Netanyahu seeks "essential principles" for talks, urging no open-ended process and Western readiness to walk away; experts note Israel's push counters Iran's potential stalling on non-nuclear issues. Iran insists on uranium enrichment rights for sanctions relief and has blocked IAEA inspections of bombed sites, with recent satellite imagery showing activity at damaged nuclear sites, heightening fears of reconstitution. Gaza also features on the agenda, with Netanyahu highlighting stalls in phase two of a U.S.-backed ceasefire plan over Hamas disarmament.

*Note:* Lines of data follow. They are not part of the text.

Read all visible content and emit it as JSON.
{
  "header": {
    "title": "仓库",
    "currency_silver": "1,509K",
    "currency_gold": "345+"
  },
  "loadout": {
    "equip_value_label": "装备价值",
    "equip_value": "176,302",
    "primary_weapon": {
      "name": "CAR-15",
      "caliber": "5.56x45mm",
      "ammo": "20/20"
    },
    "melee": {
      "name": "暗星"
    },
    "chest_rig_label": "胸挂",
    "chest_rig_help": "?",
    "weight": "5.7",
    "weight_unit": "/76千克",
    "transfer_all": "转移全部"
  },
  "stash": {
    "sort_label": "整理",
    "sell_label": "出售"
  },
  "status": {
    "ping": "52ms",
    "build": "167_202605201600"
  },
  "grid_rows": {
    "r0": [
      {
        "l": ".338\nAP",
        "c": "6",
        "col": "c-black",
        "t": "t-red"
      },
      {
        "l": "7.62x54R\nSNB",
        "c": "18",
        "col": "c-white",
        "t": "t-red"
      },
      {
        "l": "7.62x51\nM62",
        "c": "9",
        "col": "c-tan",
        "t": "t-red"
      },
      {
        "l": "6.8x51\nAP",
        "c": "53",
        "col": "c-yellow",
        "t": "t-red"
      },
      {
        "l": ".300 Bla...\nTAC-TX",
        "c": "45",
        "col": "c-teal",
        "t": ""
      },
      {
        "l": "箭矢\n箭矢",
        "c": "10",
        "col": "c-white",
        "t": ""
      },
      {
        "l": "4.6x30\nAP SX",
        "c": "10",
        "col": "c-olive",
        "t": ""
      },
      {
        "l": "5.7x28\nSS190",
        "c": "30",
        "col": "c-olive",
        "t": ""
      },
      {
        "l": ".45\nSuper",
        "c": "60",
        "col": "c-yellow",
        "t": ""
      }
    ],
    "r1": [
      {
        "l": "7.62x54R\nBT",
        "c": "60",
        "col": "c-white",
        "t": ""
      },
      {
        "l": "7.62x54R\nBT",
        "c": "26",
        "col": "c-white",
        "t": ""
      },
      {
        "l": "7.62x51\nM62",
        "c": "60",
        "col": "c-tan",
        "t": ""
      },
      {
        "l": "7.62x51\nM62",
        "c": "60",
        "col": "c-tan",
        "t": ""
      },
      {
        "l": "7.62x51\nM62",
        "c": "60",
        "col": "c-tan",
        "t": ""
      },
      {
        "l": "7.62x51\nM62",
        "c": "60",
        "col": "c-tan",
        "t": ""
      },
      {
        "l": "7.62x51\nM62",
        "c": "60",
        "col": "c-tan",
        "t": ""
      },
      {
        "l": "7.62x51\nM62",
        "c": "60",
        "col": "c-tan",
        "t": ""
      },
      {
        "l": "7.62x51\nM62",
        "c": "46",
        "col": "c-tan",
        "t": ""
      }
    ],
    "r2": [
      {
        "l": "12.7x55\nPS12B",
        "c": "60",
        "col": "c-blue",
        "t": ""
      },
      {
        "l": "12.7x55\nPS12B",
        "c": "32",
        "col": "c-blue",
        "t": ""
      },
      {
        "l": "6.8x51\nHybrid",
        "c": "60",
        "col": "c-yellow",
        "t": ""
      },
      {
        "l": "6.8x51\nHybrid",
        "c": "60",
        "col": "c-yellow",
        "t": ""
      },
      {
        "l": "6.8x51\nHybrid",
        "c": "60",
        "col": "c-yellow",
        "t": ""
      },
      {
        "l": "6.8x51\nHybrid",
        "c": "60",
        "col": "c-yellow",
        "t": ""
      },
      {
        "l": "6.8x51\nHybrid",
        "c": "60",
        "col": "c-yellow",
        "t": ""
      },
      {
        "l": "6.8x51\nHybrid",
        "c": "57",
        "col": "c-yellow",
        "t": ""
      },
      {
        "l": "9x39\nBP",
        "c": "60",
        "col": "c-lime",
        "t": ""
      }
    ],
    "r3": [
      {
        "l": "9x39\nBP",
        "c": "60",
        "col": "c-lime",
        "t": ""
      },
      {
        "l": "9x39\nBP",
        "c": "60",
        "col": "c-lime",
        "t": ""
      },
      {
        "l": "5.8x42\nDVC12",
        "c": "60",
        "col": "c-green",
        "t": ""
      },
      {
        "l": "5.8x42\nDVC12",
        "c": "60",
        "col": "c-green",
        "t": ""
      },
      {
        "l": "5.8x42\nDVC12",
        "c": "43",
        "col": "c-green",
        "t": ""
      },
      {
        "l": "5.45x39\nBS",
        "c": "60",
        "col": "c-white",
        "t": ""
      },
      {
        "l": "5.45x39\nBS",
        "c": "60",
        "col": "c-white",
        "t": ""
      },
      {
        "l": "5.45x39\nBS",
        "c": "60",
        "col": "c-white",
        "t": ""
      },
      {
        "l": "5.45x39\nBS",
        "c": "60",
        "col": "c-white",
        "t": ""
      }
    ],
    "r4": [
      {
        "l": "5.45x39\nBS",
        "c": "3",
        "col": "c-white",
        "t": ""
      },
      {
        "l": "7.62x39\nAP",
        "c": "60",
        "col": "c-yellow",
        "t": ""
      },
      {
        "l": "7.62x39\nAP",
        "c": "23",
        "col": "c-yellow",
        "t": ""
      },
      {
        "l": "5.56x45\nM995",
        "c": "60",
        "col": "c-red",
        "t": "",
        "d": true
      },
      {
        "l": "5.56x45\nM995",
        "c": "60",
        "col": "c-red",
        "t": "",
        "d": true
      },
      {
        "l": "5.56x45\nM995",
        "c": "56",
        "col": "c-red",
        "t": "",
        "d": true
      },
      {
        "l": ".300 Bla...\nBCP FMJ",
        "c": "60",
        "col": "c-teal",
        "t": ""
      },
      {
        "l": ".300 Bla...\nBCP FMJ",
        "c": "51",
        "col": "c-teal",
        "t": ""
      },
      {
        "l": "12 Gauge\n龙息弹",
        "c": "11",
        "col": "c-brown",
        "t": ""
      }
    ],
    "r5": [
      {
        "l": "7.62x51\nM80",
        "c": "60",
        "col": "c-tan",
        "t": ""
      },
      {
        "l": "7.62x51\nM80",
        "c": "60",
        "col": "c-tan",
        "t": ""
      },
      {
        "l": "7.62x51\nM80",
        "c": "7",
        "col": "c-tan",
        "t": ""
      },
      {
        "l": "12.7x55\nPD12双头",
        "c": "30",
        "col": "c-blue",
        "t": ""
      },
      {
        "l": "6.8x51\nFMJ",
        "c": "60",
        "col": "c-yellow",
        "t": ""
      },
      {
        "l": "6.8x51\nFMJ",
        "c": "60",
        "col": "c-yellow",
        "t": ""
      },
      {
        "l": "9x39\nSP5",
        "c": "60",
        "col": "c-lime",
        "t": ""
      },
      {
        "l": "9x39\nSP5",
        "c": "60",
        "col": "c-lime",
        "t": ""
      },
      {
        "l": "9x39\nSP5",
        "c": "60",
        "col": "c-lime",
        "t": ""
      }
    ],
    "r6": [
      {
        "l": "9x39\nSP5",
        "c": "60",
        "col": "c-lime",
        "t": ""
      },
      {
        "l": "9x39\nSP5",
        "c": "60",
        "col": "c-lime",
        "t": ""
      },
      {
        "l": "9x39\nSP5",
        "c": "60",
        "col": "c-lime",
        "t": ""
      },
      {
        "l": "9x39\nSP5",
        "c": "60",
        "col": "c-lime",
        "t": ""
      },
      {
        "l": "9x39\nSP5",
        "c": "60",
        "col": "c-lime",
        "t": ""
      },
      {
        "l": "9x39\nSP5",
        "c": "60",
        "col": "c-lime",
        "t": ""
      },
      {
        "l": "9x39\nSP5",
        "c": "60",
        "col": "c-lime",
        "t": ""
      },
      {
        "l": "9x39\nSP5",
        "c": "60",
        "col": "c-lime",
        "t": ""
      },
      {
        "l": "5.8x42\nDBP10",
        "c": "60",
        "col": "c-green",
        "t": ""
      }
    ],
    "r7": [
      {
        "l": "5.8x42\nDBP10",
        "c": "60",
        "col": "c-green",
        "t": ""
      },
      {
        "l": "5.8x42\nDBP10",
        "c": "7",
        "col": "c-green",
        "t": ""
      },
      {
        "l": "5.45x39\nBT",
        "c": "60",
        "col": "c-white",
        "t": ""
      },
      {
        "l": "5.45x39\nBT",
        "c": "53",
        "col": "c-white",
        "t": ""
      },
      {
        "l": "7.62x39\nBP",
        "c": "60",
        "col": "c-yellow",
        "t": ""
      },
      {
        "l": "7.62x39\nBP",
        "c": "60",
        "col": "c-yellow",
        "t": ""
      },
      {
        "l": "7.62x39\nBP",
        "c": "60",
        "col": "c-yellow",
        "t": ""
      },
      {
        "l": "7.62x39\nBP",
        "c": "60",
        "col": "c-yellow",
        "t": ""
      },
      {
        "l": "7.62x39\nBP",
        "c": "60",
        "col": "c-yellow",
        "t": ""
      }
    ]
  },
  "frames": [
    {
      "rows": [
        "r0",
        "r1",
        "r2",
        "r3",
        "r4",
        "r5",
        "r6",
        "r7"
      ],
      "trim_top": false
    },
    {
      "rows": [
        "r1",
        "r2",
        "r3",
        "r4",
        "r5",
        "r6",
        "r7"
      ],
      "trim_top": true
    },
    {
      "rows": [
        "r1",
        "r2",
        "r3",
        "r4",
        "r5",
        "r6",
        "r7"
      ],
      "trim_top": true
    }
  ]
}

No direct company involvement is reported, but stalled talks risk escalating tensions that could disrupt Gulf oil flows and global energy prices, given U.S. military presence and Iran's missile threats. Iran's internal economic woes from protests and sanctions amplify pressure for a deal, potentially stabilizing its regime via relief but preserving military capabilities. Analysts warn a narrow nuclear deal could embolden Iran domestically without addressing broader threats, while experts like Naysan Rafati predict "building a tunnel" via diplomacy, but Sima Shein cautions that narrow pacts stabilize Iran without curbing threats.

Short-term, talks may set parameters, but mistrust persists—Iran's foreign minister cites it as a "serious challenge," while Netanyahu pushes limits on missiles and militants; failure risks military action "like last time." Long-term, a broad deal could enhance Middle East security, but Trump demands "no nuclear weapons, no missiles." Attempts to reach Iranian officials for comment were unsuccessful, and Netanyahu's urgency reflects Israeli concerns over U.S. envoy alignment, with stakeholders including Israeli citizens vulnerable to missiles and proxies, and Iranians facing regime crackdowns and economic hardship.

Correction: An earlier version misstated the date of Netanyahu's arrival; it was February 11, 2026, not February 10.